Pham admits selling alcohol to teen in LPD sting

JEFFERSON COUNTY  – A Westminster man Tuesday admitted he sold alcohol to a teen-ager at a Lakewood liquor store while he was on probation for a similar offense   and will be sentenced next month.

Van Thien Pham

Van Thien Pham

Van Thien Pham, 47, entered a guilty plea to charges stemming from an April Lakewood Police sting during which Pham beer to a member of the LPD’s Explorer post who was working undercover.

Despite being on probation for the earlier offense, which contributed to a fatal accident in 2007, Pham was working at Alameda Square Liquors on April 14, 2010 when he sold the LPD Explorer a 24-ounce bottle of Corona beer without asking for identification.  Tunder the terms of his probation, Pham was barred from working at any liquor store.

Pham last week admitted he violated his parole stemming from the 2007 charges.

Pham was worked at Alameda Square Discount Liquors, 12792 W. Alameda Parkway, which is owned by his wife. The store closed in May after the city secured a summary suspension of the store’s license. Rather than fighting to overturn the suspension, Pham’s  wife agreed to surrender the store’s liquor license.

Pham remains in the Jefferson County Jail in lieu of $25,000 bond.

Pham was working at the same store the night of March 13, 2007, when he sold liquor to another under-aged teen, with lethal consequences.
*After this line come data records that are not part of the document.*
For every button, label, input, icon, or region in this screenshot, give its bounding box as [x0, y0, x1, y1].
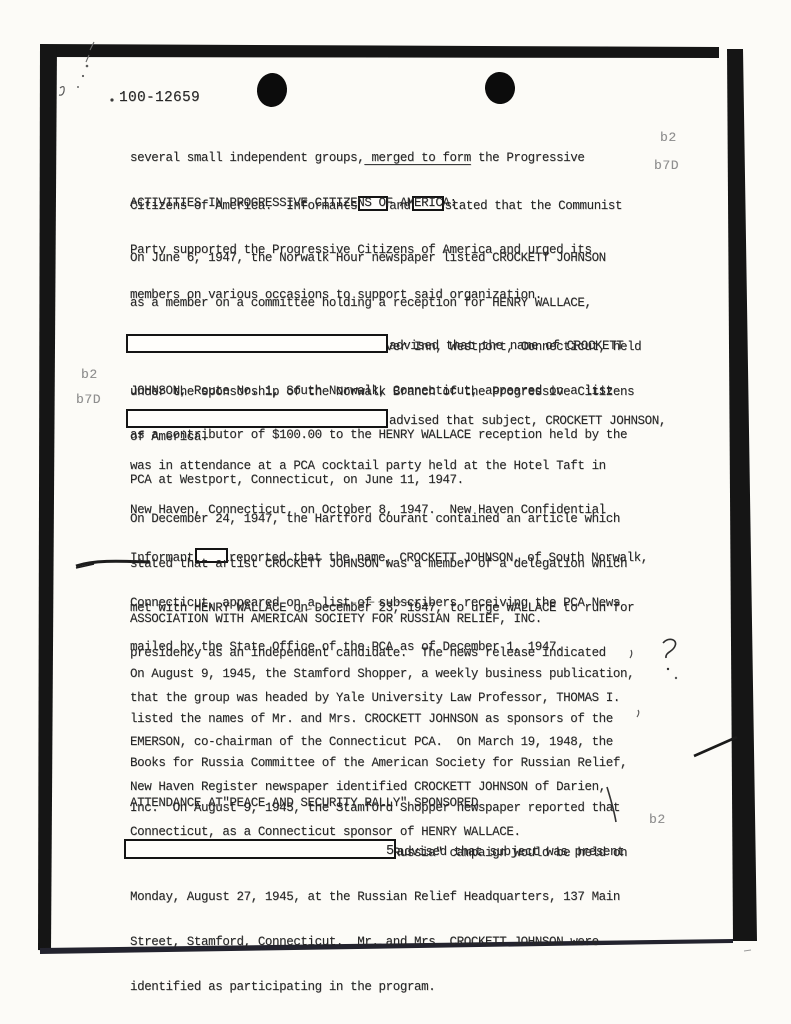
pen-mark [637, 710, 639, 717]
frame-top-bar [40, 44, 719, 58]
pencil-mark [86, 42, 94, 62]
scanned-document-page: 100-12659 b2 b7D b2 b7D b2 several small… [0, 0, 791, 1024]
text-segment: advised that subject, CROCKETT JOHNSON, [389, 414, 666, 428]
frame-left-bar [38, 44, 57, 951]
redaction-box [126, 409, 388, 428]
pen-dot [667, 668, 669, 670]
file-number: 100-12659 [119, 91, 200, 106]
text-segment: advised that subject was present [397, 845, 624, 859]
section-heading: ASSOCIATION WITH AMERICAN SOCIETY FOR RU… [130, 612, 542, 627]
text-line: Monday, August 27, 1945, at the Russian … [130, 890, 634, 905]
classification-code-b2: b2 [660, 130, 677, 145]
pencil-dot [110, 98, 113, 101]
frame-right-bar [727, 49, 757, 941]
classification-code-b2: b2 [649, 812, 666, 827]
pen-dot [675, 677, 677, 679]
text-line: advised that the name of CROCKETT [130, 334, 627, 354]
pen-strike-mark [76, 564, 94, 568]
classification-code-b2: b2 [81, 367, 98, 382]
text-segment: stated that the Communist [445, 199, 623, 213]
paragraph: advised that subject was present [130, 809, 624, 890]
page-number: 5 [386, 845, 394, 860]
text-line: On June 6, 1947, the Norwalk Hour newspa… [130, 251, 641, 266]
pencil-dot [82, 75, 84, 77]
pencil-dot [86, 65, 89, 68]
text-line: listed the names of Mr. and Mrs. CROCKET… [130, 712, 634, 727]
hole-punch-icon [484, 71, 517, 105]
text-segment: several small independent groups, [130, 151, 364, 165]
hole-punch-icon [255, 71, 289, 108]
text-segment: the Progressive [471, 151, 585, 165]
text-line: was in attendance at a PCA cocktail part… [130, 459, 666, 474]
redaction-box [124, 839, 396, 859]
redaction-box [126, 334, 388, 353]
text-line: Street, Stamford, Connecticut. Mr. and M… [130, 935, 634, 950]
text-line: advised that subject was present [130, 839, 624, 860]
pencil-dot [77, 86, 79, 88]
text-segment: advised that the name of CROCKETT [389, 339, 623, 353]
text-line: On August 9, 1945, the Stamford Shopper,… [130, 667, 634, 682]
text-line: On December 24, 1947, the Hartford Coura… [130, 512, 634, 527]
section-heading: ACTIVITIES IN PROGRESSIVE CITIZENS OF AM… [130, 196, 457, 211]
classification-code-b7d: b7D [76, 392, 101, 407]
pencil-mark [59, 87, 64, 96]
text-line: identified as participating in the progr… [130, 980, 634, 995]
pen-stroke [694, 737, 737, 756]
text-line: advised that subject, CROCKETT JOHNSON, [130, 409, 666, 429]
text-line: stated that artist CROCKETT JOHNSON was … [130, 557, 634, 572]
underlined-text-segment: merged to form [364, 151, 471, 165]
classification-code-b7d: b7D [654, 158, 679, 173]
pencil-mark [744, 950, 751, 951]
text-line: several small independent groups, merged… [130, 151, 622, 166]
The teen and his friends drank the alcohol and, later that night, the driver of their car caused a two-car collision that claimed the life of 17-year-old Samara Stricklen and injured 20-year-old Seth Mutschler.

Pham was indicted by the District Attorney’s Office in June 2007 on ten counts of Unlawfully Providing Alcohol to a Minor.  During the course of the grand jury investigation, prosecutors learned that March 13, 2007 was not the only time Pham had sold liquor to minors and that he previously sold liquor to the same teen that made the purchase on the night of the collision on Green Mountain.
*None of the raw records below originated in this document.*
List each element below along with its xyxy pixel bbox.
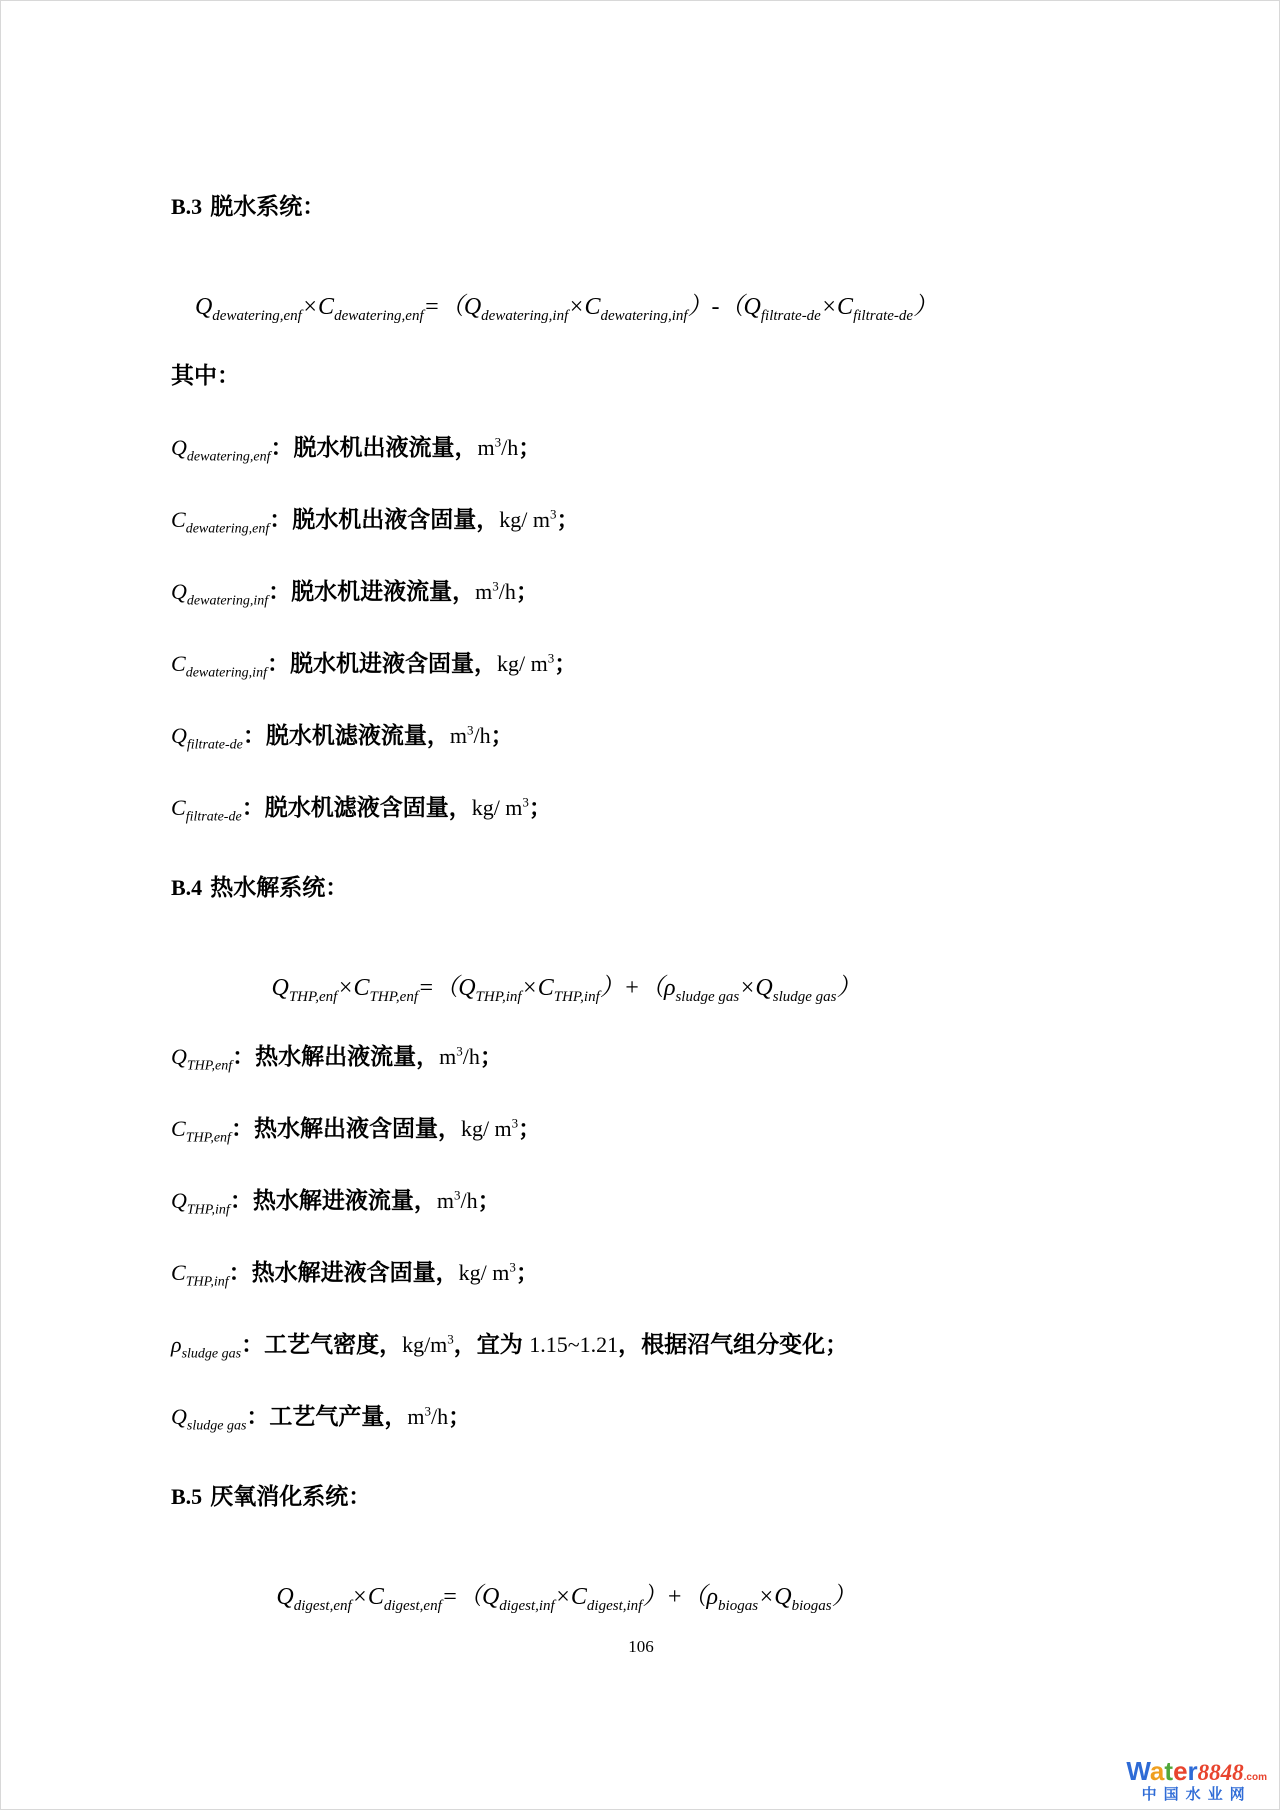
math-symbol: Cdewatering,enf [171, 507, 269, 532]
chinese-text: ； [478, 1187, 501, 1213]
latin-unit: m3/h [439, 1044, 480, 1069]
math-symbol: Cdewatering,inf [171, 651, 267, 676]
chinese-text: ：脱水机滤液流量， [243, 722, 450, 748]
chinese-text: ：工艺气产量， [246, 1403, 407, 1429]
section-number: B.5 [171, 1484, 202, 1509]
logo-domain: .com [1244, 1772, 1267, 1783]
water8848-logo: Water8848.com 中国水业网 [1126, 1758, 1267, 1803]
chinese-text: ； [557, 506, 580, 532]
document-page: B.3脱水系统： Qdewatering,enf×Cdewatering,enf… [0, 0, 1280, 1810]
chinese-text: ：脱水机滤液含固量， [242, 794, 472, 820]
latin-unit: kg/m3 [402, 1332, 454, 1357]
latin-unit: kg/ m3 [472, 795, 529, 820]
math-symbol: Qsludge gas [171, 1404, 246, 1429]
chinese-text: ； [448, 1403, 471, 1429]
definition-line: Qfiltrate-de：脱水机滤液流量，m3/h； [171, 720, 961, 754]
math-symbol: CTHP,enf [171, 1116, 231, 1141]
chinese-text: ； [480, 1043, 503, 1069]
definition-line: Qsludge gas：工艺气产量，m3/h； [171, 1401, 961, 1435]
latin-unit: kg/ m3 [499, 507, 556, 532]
math-symbol: Qdewatering,enf [171, 435, 271, 460]
definition-line: Cfiltrate-de：脱水机滤液含固量，kg/ m3； [171, 792, 961, 826]
definition-line: QTHP,inf：热水解进液流量，m3/h； [171, 1185, 961, 1219]
logo-letter: e [1173, 1756, 1187, 1786]
chinese-text: ：脱水机出液流量， [271, 434, 478, 460]
document-content: B.3脱水系统： Qdewatering,enf×Cdewatering,enf… [171, 191, 961, 1650]
chinese-text: ：脱水机出液含固量， [269, 506, 499, 532]
definition-line: Qdewatering,enf：脱水机出液流量，m3/h； [171, 432, 961, 466]
math-symbol: Qfiltrate-de [171, 723, 243, 748]
chinese-text: ：工艺气密度， [241, 1331, 402, 1357]
math-symbol: QTHP,enf [171, 1044, 232, 1069]
chinese-text: ：脱水机进液含固量， [267, 650, 497, 676]
chinese-text: 热水解系统： [210, 874, 348, 900]
logo-subtitle: 中国水业网 [1126, 1787, 1267, 1803]
chinese-text: ； [518, 434, 541, 460]
logo-letter: a [1150, 1756, 1164, 1786]
definition-line: ρsludge gas：工艺气密度，kg/m3，宜为 1.15~1.21，根据沼… [171, 1329, 961, 1363]
definition-line: QTHP,enf：热水解出液流量，m3/h； [171, 1041, 961, 1075]
where-label: 其中： [171, 360, 961, 394]
chinese-text: ：脱水机进液流量， [268, 578, 475, 604]
section-b4-heading: B.4热水解系统： [171, 872, 961, 903]
chinese-text: ：热水解进液流量， [230, 1187, 437, 1213]
logo-wordmark: Water8848.com [1126, 1758, 1267, 1785]
chinese-text: ； [516, 1259, 539, 1285]
section-b3-formula: Qdewatering,enf×Cdewatering,enf=（Qdewate… [171, 290, 961, 324]
definition-line: Cdewatering,inf：脱水机进液含固量，kg/ m3； [171, 648, 961, 682]
section-b5: B.5厌氧消化系统： Qdigest,enf×Cdigest,enf=（Qdig… [171, 1481, 961, 1614]
logo-letter: t [1164, 1756, 1173, 1786]
section-number: B.4 [171, 875, 202, 900]
section-b5-formula: Qdigest,enf×Cdigest,enf=（Qdigest,inf×Cdi… [171, 1580, 961, 1614]
chinese-text: ； [554, 650, 577, 676]
definition-line: CTHP,inf：热水解进液含固量，kg/ m3； [171, 1257, 961, 1291]
logo-letter: r [1188, 1756, 1198, 1786]
chinese-text: ； [529, 794, 552, 820]
definition-line: CTHP,enf：热水解出液含固量，kg/ m3； [171, 1113, 961, 1147]
chinese-text: 脱水系统： [210, 193, 325, 219]
section-number: B.3 [171, 194, 202, 219]
chinese-text: 其中： [171, 362, 240, 388]
math-symbol: Cfiltrate-de [171, 795, 242, 820]
section-b3-heading: B.3脱水系统： [171, 191, 961, 222]
math-symbol: CTHP,inf [171, 1260, 229, 1285]
definition-line: Cdewatering,enf：脱水机出液含固量，kg/ m3； [171, 504, 961, 538]
chinese-text: ； [491, 722, 514, 748]
logo-letter: W [1126, 1756, 1150, 1786]
chinese-text: ，根据沼气组分变化； [618, 1331, 848, 1357]
latin-unit: 1.15~1.21 [529, 1332, 618, 1357]
latin-unit: m3/h [437, 1188, 478, 1213]
logo-number: 8848 [1198, 1760, 1244, 1785]
latin-unit: m3/h [450, 723, 491, 748]
page-number: 106 [1, 1637, 1280, 1657]
chinese-text: ； [516, 578, 539, 604]
latin-unit: kg/ m3 [461, 1116, 518, 1141]
section-b5-heading: B.5厌氧消化系统： [171, 1481, 961, 1512]
math-symbol: QTHP,inf [171, 1188, 230, 1213]
chinese-text: ，宜为 [454, 1331, 529, 1357]
chinese-text: ：热水解出液流量， [232, 1043, 439, 1069]
chinese-text: ：热水解出液含固量， [231, 1115, 461, 1141]
latin-unit: m3/h [475, 579, 516, 604]
section-b4-formula: QTHP,enf×CTHP,enf=（QTHP,inf×CTHP,inf）+（ρ… [171, 971, 961, 1005]
section-b4-definitions: QTHP,enf：热水解出液流量，m3/h；CTHP,enf：热水解出液含固量，… [171, 1041, 961, 1435]
latin-unit: m3/h [407, 1404, 448, 1429]
latin-unit: kg/ m3 [459, 1260, 516, 1285]
logo-word: Water [1126, 1756, 1197, 1786]
math-symbol: ρsludge gas [171, 1332, 241, 1357]
section-b3: B.3脱水系统： Qdewatering,enf×Cdewatering,enf… [171, 191, 961, 826]
section-b3-definitions: Qdewatering,enf：脱水机出液流量，m3/h；Cdewatering… [171, 432, 961, 826]
chinese-text: 厌氧消化系统： [210, 1483, 371, 1509]
chinese-text: ：热水解进液含固量， [229, 1259, 459, 1285]
latin-unit: m3/h [478, 435, 519, 460]
chinese-text: ； [518, 1115, 541, 1141]
math-symbol: Qdewatering,inf [171, 579, 268, 604]
section-b4: B.4热水解系统： QTHP,enf×CTHP,enf=（QTHP,inf×CT… [171, 872, 961, 1435]
latin-unit: kg/ m3 [497, 651, 554, 676]
definition-line: Qdewatering,inf：脱水机进液流量，m3/h； [171, 576, 961, 610]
The driver of the car, 17-year-old Nanette LaFleur, later was sentenced to four years in a youth-offender facility in Pueblo as part of a suspended 12-year sentence. LaFluer pleaded guilty to vehicular homicide while driving under the influence of drugs and alcohol and vehicular assault-DUI.
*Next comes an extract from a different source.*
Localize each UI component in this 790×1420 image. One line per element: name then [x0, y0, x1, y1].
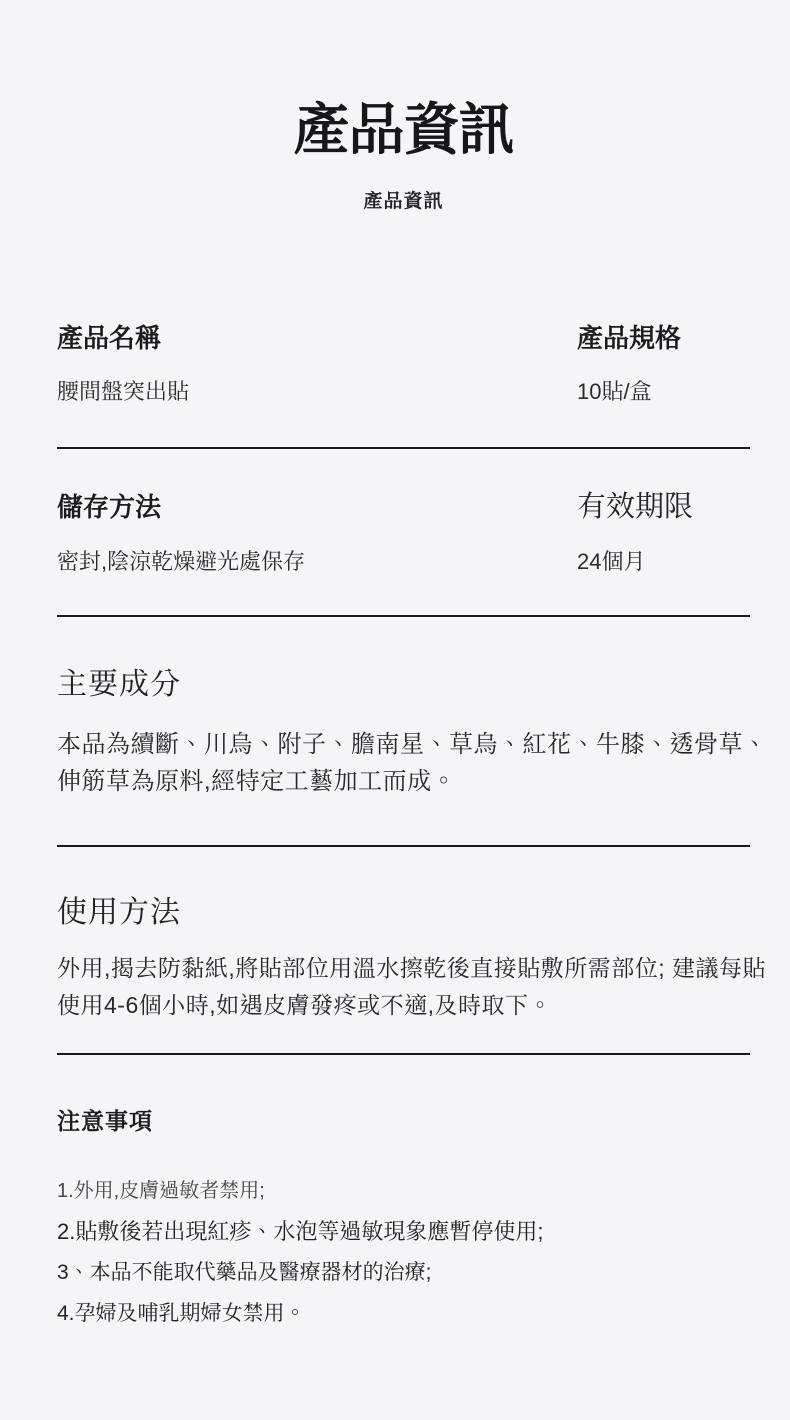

LaFleur initially claimed to have been a passenger in the accident that killed Stricklen, but investigators later found she had been driving.

Pham was indicted on 10 misdemeanor counts of selling alcohol to minors and was sentenced to two years in jail and four years probation in addition to community service after he entered a guilty plea to the charges in 2008. The judge also prohibited Pham from working in a liquor store as a condition of his probation.

During that trial, prosecutors revealed Pham previously had sold alcohol to minors, including the same teen who bought alcohol the night Stricklen was killed in the collision at West Alameda Avenue and Florida Street in Lakewood’s Green Mountain area.

“Working in a liquor store and the illegal sale of liquor are both in violation of Pham’s probation,” according to a spokeswoman for the District Attorney’s Office, which filed the petition to revoke Pham’s probation.

Pham will be sentenced in the parole revocation July 19.